Monday, December 9, 2019

EDNA SMITH PRIMUS, PIONEERING CIVIL RIGHTS LAWYER, 75


Primus was the first black women to practice law in South Carolina, and is probably best known for her work as a lawyer with the American Civil Liberties Union (ACLU) in the 1970s. She won the US Supreme Court case that widened free speech rights for attorneys at nonprofit organizations.

In 1978, she was publicly reprimanded by the South Carolina Supreme Court for simply suggesting to a group of women who had received involuntary sterilizations that the ACLU could sue for them. At the time, South Carolina and some other states required poor women to be sterilized in order to receive public assistance through Medicaid. Because these forced sterilizations in the South were mostly performed on black women, many African Americans considered this genocide. 

Later that year, the US Supreme Court overturned the state court’s reprimand, finding in their ruling that she was protected by the First Amendment guaranteeing freedom of speech and expression. The court declared a lawyer could recruit clients when this concerned political expression and advocating for public rights.
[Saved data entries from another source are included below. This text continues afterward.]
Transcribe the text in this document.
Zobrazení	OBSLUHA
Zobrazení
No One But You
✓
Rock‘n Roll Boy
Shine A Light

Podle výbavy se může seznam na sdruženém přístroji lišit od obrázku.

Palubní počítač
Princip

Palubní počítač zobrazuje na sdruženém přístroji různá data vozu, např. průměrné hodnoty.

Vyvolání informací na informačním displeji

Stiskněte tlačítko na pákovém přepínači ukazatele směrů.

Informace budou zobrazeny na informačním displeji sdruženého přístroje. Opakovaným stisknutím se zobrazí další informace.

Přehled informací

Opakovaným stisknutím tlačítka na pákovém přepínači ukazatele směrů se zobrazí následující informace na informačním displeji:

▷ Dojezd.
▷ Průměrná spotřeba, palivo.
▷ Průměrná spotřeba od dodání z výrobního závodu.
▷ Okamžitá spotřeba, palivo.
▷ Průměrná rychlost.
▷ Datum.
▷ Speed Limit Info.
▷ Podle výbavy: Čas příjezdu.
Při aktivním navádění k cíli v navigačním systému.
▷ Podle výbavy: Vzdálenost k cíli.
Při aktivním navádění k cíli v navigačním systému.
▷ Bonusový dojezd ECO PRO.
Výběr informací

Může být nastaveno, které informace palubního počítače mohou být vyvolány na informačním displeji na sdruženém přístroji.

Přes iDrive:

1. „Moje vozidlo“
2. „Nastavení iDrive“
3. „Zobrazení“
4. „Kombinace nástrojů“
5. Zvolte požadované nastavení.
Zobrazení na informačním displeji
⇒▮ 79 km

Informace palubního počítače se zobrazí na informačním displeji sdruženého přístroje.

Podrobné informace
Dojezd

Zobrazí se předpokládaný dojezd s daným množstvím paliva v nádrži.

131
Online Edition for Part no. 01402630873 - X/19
This ruling helped lead to current rules that attorneys working with nonprofits have wider constitutional protections than those motivated primarily by financial gain. 

Up until the 1980’s, South Carolina kept its sterilization laws. In 2003, South Carolina Governor Jim Hodges (b.1956) made a public apology for the forced sterilizations that had occurred in the state, and for the people who had their rights to have children violated. 

After the case, Primus continued to work for several decades in civil rights and social justice law.

Primus was praised by Wilbur Johnson, who worked for her at Palmetto Legal Services (Spartanburg, South Carolina): "Edna always demonstrated a quiet but serious commitment to the agency’s central mission; that is, delivering quality legal services to those citizens who otherwise could not afford them.”